In schools in England, Year 5 is for children 9–10 years old, and is the third year of Key Stage 2. Children will be encouraged to take on more responsibility and become more independent.
Although there is no statutory test at the end of Year 5, your child’s teacher will assess your child throughout the year to make sure that they’re at the expected level in English and maths. There is an emphasis on grammar as new concepts like fronted adverbials are introduced.
What to expect in Year 5
Year 5 can be a calm and studious year; a year to embed all of the knowledge learnt in lower Key Stage 2; a year to start the preparations for transition to secondary school.
This is often a year when children grow in maturity – sometimes even more so than in their final year in primary. They gain a greater independence and confidence from being given more responsibility in their learning.
Children in Year 5 are increasingly encouraged to take responsibility for their own learning: to do their homework, to pack their school bag, to remember their PE kits. And they develop and grow as a result. It is about encouraging independence in preparation for bigger things to come.
Here is an all-you-need-to-know guide to life as a parent of a Year 5 child!
What will my child do in Year 5?
As with every other year, the government have set out statutory schemes of learning that must be taught in Year 5. There is an expected standard to reach by the end of the year, and most teachers will make assessments throughout the year to judge if your child is on track to achieve their expectations for maths and English.
In maths, there is an emphasis on fractions, decimals, and percentages in this year. There is also an expectation that they will know all of the written methods for addition, subtraction, multiplication, and division.
For English, new punctuation is introduced (such as hyphens, semi-colons, and colons). There is a greater emphasis on grammar features too (for example, modal verbs like would, could, might, and must).
3. New topics
There are some fantastic topics this year. A favourite science topic in Year 5 is often space as the children find it so engaging. With lots of space travel in the news, it is also very easy to incorporate science into all areas of the curriculum, especially English and maths.
This is the year when your child will probably have their first sex and relationship lesson in school as it combines neatly with the science unit on reproduction, puberty, and changes in the human body. Often a school will organise parent letters and meetings to let you know just what you will need to discuss over the dinner table.
4. Trips away
Another first experience for many children in Year 4, Year 5, or Year 6 is their first residential visit – a couple of nights away from home, learning lots of new things, mostly outdoors.
Some children are over-excited, some are nervous, some are laid-back, and some are homesick.
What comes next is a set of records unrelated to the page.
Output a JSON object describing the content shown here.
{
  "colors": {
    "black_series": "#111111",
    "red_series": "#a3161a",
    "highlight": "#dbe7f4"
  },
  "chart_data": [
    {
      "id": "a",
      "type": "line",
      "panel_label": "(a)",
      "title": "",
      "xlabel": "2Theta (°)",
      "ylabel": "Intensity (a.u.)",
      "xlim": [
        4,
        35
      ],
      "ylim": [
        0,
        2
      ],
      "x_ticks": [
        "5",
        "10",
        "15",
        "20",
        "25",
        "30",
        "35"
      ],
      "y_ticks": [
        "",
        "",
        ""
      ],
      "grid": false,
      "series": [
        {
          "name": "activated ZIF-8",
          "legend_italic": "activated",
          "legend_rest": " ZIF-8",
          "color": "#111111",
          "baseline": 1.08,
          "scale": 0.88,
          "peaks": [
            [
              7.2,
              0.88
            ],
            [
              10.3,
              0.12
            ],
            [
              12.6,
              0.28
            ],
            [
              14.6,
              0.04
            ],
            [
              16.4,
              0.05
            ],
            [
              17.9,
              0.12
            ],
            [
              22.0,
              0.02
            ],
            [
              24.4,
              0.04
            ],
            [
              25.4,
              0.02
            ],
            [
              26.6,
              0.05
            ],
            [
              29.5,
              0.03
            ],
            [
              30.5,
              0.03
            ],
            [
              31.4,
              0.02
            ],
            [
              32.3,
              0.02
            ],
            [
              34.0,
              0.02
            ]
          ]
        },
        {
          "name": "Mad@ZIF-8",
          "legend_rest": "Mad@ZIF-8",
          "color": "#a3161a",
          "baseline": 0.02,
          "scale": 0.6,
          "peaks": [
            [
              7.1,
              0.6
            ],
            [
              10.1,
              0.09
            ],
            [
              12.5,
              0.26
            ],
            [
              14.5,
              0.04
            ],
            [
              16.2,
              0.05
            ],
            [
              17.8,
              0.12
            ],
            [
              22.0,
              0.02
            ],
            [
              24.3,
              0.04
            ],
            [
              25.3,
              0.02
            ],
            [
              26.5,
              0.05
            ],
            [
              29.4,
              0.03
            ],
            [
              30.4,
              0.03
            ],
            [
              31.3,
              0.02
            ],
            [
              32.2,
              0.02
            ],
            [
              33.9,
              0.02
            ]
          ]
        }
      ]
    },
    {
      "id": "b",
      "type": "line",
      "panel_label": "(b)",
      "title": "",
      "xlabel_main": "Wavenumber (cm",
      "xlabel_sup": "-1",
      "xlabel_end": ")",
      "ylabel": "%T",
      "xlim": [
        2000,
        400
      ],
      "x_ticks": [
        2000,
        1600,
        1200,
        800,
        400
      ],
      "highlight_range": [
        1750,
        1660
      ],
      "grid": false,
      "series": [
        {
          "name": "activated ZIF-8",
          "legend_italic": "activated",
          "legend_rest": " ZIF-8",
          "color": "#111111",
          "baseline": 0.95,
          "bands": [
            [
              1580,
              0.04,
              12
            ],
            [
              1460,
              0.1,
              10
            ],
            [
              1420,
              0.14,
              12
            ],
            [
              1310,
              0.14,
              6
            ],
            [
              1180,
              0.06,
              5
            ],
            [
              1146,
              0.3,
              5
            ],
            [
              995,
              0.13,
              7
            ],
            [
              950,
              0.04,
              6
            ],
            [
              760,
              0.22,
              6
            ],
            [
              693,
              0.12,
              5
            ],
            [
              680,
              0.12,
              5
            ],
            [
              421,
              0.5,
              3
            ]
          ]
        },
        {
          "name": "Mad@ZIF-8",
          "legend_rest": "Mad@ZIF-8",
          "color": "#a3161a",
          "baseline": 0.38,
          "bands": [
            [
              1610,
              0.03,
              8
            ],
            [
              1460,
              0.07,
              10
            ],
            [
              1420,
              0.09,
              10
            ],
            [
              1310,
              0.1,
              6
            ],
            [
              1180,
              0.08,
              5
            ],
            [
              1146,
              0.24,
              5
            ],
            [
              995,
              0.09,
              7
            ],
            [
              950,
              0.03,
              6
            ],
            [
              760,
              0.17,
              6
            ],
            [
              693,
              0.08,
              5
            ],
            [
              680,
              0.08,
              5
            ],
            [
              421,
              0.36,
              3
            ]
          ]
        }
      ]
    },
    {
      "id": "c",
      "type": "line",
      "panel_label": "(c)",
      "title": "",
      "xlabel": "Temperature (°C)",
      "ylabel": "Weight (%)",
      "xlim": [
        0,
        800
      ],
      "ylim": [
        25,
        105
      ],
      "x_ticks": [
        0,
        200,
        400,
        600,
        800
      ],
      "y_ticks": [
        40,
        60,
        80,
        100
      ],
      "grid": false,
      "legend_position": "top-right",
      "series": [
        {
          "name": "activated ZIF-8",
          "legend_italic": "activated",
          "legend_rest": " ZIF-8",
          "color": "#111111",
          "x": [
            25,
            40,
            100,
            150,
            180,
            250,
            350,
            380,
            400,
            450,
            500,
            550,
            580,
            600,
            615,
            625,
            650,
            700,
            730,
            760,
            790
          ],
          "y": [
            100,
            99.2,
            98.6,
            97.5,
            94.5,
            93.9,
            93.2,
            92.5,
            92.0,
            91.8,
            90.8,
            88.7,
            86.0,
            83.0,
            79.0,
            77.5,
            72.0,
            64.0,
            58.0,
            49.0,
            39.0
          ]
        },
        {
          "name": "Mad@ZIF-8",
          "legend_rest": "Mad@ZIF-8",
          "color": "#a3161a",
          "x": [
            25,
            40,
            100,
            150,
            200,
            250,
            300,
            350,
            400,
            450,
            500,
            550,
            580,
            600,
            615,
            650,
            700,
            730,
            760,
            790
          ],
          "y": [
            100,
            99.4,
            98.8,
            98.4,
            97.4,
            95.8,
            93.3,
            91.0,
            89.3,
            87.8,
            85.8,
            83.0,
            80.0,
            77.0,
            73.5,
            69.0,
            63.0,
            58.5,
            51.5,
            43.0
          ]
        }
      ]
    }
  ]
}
Don’t worry if your child has not slept away from home before. Often, the parents miss the children more than the other way around!
How can I help my child in Year 5?
Obviously, keep doing all of the usual things that schools say. Continue to hear them read, practise times tables, help them with homework, talk to them about their day, and encourage them to read by visiting the local library or visiting books4people.co.uk
Here are a few extra ideas for can try on top of this.
1. Encourage them to take responsibility
Just like in school, give them some independence and responsibility for their learning at home. Here are a few ways you can start giving them some responsibility at home:
Make them pack their own bag for school so that they get into the habit of thinking for themselves about what they need and what they will be doing that day.
Allow them to make mistakes. If they forget their homework, make them tell the teacher themselves (they learn more quickly from their mistake and they are taking responsibility for it too).
Get into the routine of doing homework at a set time each week if possible. By all means help them, but make sure they make their own decisions about presentation, for example.
If your child is not very organised, then taping a list by the door or to a lunch box works well, as does getting equipment ready the night before.
2. Be encouraging
Another simple thing that you can do as a parent is to be a good example. Never say: ‘I was no good at spelling at school!’ Never tell your child: ‘Go to Dad and let him help you with your maths because he is better than me.’
Children need adults to show them that learning is fun, relevant, and enjoyable – and difficult sometimes. Does it matter if you don’t know the answer? Of course it doesn’t. Instead, look it up together and show that you want to find things out too.
3. Take it easy
Finally, remember that even in Year 5 your child will still need some down-time playing outside or reading a much-loved book. Let them be silly. Let them dress up. Play board games together.